The moment should be horrifying, but Hailey’s character is just too insipid to evoke any real empathy, and Harold is so awkwardly disconnected from his that his deadpan reaction to the death of the unborn child mirrors our own. An earlier mid-shot of Hailey caressing her belly and parading her unnervingly large nipples is far more disturbing than the self-aborted foetus scene; we can’t help but wonder if within Emily’s womb swims the pastiched reincarnation of Rosemary’s Baby – but we are far too ambitious in our ponderings. Fertile Ground offers up no Antichrist-like Omen offspring to wreak chaos and carnage, and the film’s actual twin pinnacles of terror are a) the realization that its Grand Guignol is really just the Perinatal Spectacle itself (with the only believable preternatural element being the size of Hailey’s areolas), and b) that there are still 60 excruciating minutes of similarly uneventful, subtextless boredom to endure.
Seguing into the film’s second (and only other) ‘scare tactic’ – the Haunted House, Emily and Nate move out of the city, into a semi-Victorian house in the styx, in an attempt to forget their past life and the memory of their unborn child. Their new residence has, however, a hidden history of its own, and the lethargy that is passed off as ‘plot’ attempts to revive itself with a lame pseudo-channeling of Amityville-ish ghosts.The standard artefacts of the Haunted House each make their obligatory cameo: the out-of-place cobwebbed cradle, the ominous basement (and the light bulb that faithfully pops first try), the re-appearing handprint on the window pane, and an antique trunk full of mouldy secrets.
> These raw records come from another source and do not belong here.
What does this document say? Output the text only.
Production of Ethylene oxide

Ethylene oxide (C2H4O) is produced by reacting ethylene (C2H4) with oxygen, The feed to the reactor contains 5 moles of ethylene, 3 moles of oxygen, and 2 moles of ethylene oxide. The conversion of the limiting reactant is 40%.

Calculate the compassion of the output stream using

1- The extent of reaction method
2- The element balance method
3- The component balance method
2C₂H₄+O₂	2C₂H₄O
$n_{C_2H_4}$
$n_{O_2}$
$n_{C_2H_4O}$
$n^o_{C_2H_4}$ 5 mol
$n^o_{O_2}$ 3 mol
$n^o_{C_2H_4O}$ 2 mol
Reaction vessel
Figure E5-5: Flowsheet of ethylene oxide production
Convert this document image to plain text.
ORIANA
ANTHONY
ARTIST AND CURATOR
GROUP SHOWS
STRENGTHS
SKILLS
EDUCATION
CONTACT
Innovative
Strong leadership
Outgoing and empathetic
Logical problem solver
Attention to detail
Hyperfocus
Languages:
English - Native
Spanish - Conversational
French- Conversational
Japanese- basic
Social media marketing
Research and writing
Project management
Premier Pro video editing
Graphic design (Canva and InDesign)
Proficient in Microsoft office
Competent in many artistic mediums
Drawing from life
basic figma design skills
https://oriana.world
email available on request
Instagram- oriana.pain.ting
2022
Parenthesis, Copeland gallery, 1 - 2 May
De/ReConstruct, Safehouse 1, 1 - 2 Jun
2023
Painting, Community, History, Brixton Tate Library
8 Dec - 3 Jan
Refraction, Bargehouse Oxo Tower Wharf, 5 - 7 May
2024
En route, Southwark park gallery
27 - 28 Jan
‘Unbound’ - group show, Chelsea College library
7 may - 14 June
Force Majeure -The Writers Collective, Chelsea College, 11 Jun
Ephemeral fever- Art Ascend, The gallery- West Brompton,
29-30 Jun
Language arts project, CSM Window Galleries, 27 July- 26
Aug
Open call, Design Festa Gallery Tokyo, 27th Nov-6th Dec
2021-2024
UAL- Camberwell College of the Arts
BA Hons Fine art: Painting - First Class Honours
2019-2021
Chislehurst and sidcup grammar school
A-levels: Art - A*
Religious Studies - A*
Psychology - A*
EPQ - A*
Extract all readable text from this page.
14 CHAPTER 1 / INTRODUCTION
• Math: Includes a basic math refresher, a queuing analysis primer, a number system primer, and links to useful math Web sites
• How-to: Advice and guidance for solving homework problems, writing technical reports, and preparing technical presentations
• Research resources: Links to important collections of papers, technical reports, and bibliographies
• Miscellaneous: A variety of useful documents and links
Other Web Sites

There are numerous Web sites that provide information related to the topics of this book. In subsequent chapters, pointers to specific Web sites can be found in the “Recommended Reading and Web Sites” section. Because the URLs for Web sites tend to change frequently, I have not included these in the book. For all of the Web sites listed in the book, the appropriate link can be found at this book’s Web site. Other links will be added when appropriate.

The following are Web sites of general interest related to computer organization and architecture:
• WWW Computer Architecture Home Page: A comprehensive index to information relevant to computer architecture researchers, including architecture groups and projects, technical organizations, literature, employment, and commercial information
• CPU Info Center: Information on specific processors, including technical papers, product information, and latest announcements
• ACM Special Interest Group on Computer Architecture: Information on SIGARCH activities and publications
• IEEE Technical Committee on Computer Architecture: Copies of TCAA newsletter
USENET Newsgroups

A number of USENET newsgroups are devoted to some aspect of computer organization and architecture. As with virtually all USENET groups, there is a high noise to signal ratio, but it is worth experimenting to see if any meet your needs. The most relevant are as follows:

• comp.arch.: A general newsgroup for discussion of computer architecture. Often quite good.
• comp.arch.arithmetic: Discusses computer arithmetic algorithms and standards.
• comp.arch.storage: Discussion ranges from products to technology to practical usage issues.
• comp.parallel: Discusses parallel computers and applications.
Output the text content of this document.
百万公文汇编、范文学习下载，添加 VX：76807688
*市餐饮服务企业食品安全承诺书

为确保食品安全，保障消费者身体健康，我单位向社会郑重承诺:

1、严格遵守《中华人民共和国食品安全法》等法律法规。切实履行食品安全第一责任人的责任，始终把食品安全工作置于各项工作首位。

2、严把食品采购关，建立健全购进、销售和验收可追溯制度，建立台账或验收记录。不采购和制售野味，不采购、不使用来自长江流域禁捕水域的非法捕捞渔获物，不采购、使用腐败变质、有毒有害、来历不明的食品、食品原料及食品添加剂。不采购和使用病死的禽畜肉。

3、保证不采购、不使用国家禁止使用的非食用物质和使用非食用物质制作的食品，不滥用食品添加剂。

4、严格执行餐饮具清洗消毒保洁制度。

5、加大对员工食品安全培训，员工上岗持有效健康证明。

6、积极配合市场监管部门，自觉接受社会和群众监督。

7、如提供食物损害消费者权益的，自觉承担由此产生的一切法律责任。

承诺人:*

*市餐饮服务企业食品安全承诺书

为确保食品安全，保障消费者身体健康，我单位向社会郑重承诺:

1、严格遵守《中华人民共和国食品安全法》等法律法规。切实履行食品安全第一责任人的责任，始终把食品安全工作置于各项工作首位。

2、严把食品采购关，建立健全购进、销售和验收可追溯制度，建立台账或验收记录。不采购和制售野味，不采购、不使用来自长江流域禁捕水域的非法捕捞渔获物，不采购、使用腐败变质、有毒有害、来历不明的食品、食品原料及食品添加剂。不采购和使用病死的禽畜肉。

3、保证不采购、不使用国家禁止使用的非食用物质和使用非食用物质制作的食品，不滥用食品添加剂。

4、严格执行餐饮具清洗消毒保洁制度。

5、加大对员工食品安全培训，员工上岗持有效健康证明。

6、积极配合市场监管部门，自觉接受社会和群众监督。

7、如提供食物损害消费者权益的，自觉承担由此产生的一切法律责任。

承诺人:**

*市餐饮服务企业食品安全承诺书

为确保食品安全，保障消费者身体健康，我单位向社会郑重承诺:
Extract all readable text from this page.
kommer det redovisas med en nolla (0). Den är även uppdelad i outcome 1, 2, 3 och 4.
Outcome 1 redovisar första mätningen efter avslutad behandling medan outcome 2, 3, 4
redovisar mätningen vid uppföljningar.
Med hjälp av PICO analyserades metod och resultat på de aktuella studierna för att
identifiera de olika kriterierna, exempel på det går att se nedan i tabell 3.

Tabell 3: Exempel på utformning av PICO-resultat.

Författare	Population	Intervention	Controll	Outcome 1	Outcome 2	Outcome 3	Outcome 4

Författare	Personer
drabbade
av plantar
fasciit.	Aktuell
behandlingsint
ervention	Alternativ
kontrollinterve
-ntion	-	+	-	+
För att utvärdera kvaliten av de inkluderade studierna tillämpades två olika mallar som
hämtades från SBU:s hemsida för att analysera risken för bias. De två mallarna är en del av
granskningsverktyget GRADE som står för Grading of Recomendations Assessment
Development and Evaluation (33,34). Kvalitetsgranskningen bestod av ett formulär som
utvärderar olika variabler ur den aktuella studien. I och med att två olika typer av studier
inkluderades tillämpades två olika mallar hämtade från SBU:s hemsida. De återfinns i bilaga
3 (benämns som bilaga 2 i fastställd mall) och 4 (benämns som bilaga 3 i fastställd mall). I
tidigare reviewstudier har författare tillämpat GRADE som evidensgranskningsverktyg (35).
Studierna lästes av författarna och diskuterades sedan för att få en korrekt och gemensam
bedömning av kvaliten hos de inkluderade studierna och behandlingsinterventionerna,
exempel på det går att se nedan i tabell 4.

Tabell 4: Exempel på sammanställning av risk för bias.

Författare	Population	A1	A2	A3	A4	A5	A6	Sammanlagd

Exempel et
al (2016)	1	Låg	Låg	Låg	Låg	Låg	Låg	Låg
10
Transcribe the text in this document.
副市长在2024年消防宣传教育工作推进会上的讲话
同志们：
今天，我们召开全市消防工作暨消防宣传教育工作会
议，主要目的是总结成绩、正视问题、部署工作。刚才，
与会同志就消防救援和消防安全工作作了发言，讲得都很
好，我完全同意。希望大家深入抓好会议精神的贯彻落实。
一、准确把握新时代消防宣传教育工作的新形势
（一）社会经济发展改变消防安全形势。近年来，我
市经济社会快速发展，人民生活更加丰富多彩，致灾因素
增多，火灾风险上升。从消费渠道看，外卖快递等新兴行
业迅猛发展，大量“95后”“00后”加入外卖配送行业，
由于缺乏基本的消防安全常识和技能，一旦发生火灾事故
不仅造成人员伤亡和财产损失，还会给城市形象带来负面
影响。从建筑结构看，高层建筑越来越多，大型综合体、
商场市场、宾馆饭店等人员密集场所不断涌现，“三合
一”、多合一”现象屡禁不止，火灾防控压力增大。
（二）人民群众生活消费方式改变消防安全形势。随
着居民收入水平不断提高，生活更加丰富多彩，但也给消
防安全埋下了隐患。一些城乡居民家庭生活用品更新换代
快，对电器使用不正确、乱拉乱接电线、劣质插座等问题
The only thing left to exploit from the hackneyed trope is the supernatural possession of the residents and the murder by numbers game – both of which Fertile Ground executes in a flawless demonstration of ill-fitting, bland quasi-realism and absolute, uninventive non-imagination.
You might ascertain that such an uninspired, stylistically barren approach to the Haunted House theme and Pregnant Horror sub-genre is a metaphor for the banal trappings of family life, but Gierasch and Jace Anderson, writers of other such intellectual wastelands as Autopsy, The Toolbox Murders (2004), and Mortuary, are really not that aspirational. The non-event Fertile Ground concludes and is readily forgotten, save for perhaps the final scene of ambiguous revelation – whose vague modicum of impact is nevertheless about 94 minutes too late.